Der Knall schien von weit her zu kommen, doch er war laut genug, um Grace Dovercourts Aufmerksamkeit zu erregen. Sie hielt im Schreiben inne, hob den Kopf und lauschte. Jetzt war nichts mehr zu hören, aber sie wollte in Erfahrung bringen, woher das Geräusch gekommen war. War in der Marsch etwas vorgefallen? In dieser einsamen Gegend trug der Wind manch einen Laut auch aus weiter Ferne übers Land, und in der Abgeschiedenheit ihres Hauses kam es nicht selten vor, dass Grace unweigerlich auf den leisesten Ton achtete. Doch dieser hier war auffällig gewesen.

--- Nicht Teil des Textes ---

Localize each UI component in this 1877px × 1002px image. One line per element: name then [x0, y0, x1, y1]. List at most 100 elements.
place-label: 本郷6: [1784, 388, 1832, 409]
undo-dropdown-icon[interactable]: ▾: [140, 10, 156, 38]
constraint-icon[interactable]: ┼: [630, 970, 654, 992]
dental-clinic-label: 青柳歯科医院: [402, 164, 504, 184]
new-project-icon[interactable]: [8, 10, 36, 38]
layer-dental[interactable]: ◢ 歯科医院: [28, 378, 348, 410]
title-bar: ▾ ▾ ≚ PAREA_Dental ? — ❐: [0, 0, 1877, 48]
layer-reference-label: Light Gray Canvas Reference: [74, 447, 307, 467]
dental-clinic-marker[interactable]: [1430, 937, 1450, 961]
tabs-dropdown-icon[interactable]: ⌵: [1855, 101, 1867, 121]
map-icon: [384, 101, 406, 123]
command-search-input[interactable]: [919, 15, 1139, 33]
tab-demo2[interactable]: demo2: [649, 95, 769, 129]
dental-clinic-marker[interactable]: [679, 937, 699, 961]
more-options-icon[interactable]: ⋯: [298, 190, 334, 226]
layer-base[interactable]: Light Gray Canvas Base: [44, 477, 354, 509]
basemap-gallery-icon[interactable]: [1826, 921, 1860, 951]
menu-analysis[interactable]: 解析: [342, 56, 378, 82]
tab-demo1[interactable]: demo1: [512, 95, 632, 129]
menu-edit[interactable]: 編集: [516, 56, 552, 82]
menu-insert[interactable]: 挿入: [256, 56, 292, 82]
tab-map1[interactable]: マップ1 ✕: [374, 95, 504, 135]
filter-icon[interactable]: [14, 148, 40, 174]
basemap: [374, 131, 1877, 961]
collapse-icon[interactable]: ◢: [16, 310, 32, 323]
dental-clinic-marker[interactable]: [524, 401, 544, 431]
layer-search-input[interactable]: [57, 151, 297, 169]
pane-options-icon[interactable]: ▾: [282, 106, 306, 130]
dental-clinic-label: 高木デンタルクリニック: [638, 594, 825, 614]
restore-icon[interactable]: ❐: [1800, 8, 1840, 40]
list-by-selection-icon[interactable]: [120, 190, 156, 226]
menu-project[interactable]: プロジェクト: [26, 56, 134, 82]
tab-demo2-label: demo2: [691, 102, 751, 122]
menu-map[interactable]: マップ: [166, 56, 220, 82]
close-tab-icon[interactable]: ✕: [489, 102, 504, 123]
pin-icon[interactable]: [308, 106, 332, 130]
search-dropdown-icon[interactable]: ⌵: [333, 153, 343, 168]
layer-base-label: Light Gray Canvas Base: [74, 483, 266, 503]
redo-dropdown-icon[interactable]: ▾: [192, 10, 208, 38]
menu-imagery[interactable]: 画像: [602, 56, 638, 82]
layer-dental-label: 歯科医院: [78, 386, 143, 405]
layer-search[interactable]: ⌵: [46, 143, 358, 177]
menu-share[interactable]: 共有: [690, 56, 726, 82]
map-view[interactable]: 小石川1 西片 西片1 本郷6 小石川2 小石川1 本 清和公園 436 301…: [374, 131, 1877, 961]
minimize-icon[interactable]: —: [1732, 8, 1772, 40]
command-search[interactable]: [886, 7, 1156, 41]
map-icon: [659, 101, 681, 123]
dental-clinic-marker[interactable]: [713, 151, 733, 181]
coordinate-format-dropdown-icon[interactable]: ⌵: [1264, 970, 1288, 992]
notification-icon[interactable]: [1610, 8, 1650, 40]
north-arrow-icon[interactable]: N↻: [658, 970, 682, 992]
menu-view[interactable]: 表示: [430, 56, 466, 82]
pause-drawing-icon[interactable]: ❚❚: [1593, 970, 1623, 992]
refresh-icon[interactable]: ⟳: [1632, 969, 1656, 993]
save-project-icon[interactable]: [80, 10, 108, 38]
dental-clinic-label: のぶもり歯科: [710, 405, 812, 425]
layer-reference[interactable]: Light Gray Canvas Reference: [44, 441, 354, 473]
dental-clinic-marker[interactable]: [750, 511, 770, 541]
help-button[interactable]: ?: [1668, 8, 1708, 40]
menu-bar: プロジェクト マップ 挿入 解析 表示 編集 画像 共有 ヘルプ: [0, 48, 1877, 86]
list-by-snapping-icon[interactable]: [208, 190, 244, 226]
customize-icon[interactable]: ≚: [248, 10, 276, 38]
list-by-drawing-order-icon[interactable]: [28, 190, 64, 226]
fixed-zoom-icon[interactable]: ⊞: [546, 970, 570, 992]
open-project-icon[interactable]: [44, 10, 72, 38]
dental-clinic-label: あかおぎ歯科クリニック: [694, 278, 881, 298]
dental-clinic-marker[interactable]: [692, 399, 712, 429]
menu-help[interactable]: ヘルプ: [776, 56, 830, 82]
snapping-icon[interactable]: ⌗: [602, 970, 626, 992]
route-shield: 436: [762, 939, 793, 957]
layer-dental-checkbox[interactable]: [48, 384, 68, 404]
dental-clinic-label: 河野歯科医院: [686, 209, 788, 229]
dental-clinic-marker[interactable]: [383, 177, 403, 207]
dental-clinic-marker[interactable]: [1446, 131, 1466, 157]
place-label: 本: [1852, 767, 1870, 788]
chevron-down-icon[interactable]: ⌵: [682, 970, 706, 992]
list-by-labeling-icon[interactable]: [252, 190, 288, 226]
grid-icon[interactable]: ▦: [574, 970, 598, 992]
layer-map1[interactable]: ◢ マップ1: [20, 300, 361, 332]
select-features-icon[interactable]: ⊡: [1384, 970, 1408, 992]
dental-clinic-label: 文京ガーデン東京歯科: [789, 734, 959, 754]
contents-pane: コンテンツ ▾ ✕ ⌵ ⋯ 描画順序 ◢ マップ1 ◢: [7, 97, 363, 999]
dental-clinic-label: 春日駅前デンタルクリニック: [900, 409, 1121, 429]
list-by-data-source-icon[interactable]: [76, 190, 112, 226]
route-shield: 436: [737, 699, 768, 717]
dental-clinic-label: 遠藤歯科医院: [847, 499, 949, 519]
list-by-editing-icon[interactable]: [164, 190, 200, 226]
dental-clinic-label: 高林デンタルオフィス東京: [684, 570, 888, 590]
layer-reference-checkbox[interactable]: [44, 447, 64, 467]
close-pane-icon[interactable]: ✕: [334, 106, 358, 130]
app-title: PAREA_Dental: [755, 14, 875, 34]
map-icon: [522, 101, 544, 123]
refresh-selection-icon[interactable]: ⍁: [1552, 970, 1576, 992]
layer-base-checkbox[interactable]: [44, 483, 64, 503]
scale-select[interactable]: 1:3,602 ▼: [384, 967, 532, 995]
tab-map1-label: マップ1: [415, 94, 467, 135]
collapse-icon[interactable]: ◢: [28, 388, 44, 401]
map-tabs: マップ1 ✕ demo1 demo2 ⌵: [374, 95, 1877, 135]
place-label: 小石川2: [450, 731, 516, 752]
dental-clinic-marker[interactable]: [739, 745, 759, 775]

Grace schob den Stuhl zurück, stützte sich auf den Armlehnen ab und erhob sich. Dann nahm sie den Kerzenleuchter vom Sekretär, bei dessen Schein sie geschrieben hatte. Ein von Geburt an zu kurzes Bein machte ihr zu schaffen, so dass sie ganz leicht humpelte. Sie lief zur Tür des Salons. Als Grace den Flur betrat, eilte ihr Dienstmädchen mit einer Kerze in der Hand die Stufen hinunter. Jemima trug ihren Morgenmantel und hatte eine mit Rüschen besetzte Schlafhaube auf dem Kopf, die ihre kurzen dunklen Locken notdürftig bedeckte. Als sie ihre Herrin erblickte, blieb sie stehen.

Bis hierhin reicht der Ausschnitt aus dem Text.